It was all working for gold. And then Janet Yellen spoke.
In her first news conference as the Fed chairwoman, Yellen seemed to imply the Fed might raise short-term rates sooner than many market participants expected.
Immediately following those remarks, gold continued to head south, capping off a four-day stretch in which the shiny metal has lost almost 5%. The move also marks quite a reversal for gold, which was in the midst of its best Q1 performance since 1985.
(Read more: Gold settles about 1% lower on Fed, firm US dollar)
So is that as good as it gets for gold? According to some traders: Yes
“Gold is a competitor to cash in a zero interest rate environment,” said Kathy Lien of BK Asset Management. “But when interest rates are on the rise, or expected to be, gold becomes a far less attractive investment.”

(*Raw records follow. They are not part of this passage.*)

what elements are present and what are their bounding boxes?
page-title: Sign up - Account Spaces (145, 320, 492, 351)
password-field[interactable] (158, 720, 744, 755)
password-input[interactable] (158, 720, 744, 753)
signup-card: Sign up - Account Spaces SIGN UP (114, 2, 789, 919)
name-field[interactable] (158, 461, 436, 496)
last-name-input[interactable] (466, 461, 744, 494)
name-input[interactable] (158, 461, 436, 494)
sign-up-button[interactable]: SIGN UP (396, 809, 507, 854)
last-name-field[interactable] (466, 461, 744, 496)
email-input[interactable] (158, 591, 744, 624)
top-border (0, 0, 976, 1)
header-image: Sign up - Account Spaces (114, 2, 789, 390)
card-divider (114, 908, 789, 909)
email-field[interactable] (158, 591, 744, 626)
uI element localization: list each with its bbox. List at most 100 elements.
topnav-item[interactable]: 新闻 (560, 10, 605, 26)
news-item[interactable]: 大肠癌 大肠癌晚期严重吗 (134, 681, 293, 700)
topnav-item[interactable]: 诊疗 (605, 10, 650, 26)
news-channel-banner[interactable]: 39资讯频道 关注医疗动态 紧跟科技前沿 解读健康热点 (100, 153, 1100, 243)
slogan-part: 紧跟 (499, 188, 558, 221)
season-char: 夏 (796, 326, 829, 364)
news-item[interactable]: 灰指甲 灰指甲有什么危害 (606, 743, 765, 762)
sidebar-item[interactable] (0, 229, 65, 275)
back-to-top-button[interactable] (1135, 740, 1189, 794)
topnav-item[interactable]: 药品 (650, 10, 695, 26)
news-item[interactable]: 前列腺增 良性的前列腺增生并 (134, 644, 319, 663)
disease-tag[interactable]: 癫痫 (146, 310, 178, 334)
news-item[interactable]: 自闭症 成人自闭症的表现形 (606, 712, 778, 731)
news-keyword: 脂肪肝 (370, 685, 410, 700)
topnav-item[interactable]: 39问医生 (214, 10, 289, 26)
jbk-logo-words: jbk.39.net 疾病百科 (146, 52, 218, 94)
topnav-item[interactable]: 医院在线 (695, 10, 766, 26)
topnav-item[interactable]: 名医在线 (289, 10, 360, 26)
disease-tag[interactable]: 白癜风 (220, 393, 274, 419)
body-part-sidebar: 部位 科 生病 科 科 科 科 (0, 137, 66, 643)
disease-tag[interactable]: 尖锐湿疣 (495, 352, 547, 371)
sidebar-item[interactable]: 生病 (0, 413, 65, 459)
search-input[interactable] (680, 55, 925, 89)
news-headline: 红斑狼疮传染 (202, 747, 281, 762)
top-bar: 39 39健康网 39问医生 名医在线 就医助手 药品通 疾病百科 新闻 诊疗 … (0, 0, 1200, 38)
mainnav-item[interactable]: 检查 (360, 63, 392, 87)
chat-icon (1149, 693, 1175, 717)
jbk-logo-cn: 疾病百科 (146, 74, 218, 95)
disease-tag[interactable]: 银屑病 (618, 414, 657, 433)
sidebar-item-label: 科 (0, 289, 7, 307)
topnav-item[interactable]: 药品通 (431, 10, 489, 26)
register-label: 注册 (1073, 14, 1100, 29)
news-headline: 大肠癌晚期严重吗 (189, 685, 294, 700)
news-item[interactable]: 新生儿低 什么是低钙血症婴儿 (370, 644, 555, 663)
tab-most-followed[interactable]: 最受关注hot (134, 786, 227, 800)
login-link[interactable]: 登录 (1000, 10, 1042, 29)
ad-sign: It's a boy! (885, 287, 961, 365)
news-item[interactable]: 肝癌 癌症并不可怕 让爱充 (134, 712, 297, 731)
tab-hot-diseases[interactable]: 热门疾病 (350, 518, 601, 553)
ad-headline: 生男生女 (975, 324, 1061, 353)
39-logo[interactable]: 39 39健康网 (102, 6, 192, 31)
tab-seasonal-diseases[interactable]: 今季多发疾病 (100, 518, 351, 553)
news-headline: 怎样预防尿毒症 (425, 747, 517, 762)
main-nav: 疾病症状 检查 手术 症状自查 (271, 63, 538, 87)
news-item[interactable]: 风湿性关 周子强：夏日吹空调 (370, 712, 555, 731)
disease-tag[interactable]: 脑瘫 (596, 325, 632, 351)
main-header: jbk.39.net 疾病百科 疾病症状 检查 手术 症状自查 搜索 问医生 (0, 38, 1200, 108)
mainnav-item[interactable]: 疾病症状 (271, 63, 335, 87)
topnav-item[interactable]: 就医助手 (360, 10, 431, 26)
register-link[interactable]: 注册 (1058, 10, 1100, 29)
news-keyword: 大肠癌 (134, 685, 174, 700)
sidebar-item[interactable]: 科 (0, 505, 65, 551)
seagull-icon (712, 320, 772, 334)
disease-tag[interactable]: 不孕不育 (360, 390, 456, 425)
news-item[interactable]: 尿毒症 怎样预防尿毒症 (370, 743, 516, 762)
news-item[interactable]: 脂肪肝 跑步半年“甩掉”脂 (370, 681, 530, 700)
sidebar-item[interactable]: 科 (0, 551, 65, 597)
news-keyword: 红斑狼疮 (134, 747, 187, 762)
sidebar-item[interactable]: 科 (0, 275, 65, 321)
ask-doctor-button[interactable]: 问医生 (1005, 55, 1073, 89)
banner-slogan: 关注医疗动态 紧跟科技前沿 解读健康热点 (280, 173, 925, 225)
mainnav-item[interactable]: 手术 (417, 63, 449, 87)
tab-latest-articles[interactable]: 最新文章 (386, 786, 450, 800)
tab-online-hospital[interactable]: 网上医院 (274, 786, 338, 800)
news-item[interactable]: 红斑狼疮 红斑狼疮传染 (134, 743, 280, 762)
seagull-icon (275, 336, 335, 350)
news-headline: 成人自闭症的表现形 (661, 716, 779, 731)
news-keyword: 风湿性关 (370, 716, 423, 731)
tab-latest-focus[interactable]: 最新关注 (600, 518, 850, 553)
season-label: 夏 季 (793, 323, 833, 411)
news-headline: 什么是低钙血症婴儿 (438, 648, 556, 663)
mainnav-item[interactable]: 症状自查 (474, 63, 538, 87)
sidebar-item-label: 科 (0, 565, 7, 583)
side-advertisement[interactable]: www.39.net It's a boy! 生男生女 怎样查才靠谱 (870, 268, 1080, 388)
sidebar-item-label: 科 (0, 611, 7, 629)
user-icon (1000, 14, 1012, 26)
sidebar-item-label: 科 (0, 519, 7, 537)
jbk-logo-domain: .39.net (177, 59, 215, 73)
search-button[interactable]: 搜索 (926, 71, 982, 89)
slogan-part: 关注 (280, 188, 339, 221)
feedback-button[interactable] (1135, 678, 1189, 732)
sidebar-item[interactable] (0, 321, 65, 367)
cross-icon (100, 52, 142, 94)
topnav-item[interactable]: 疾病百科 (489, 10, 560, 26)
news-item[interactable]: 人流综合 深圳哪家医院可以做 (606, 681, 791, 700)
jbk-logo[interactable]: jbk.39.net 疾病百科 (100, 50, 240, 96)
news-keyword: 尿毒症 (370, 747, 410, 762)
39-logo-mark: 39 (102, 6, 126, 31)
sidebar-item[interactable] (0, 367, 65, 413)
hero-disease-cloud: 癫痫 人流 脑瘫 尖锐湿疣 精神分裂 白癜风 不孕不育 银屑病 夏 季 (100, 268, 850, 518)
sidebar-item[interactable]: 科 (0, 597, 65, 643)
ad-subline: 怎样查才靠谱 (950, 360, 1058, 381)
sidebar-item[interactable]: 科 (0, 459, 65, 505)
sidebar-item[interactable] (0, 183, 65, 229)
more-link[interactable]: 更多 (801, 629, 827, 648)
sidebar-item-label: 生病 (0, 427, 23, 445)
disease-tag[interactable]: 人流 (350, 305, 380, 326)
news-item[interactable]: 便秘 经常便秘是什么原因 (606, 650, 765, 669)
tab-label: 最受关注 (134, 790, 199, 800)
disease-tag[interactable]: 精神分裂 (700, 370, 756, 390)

Traders point to some recent changes in the overall market that could provide significant headwinds for gold; higher rates, a stronger dollar and an easing in geopolitical tension.
Now that Ukraine has cooled, “the need for safe haven seems decreased,” said Gina Sanchez of Chantico Global .
Those factors are unlikely to change in the near-term.
“You still have increasingly hawkish central banks and overly bullish sentiment in gold,” said Enis Taner of riskreversal.com. “That’s probably not changing anytime soon. I expect gold to be range-bound between $1,200 and $1,400 for the next few months.”
Unfortunately for gold bugs, the technical set up isn’t looking much better. In fact, according to Steven Pytlar of Prime Executions, the charts point to more pain for gold.
Said Pytlar, “we could see a substantial drop to $1200.”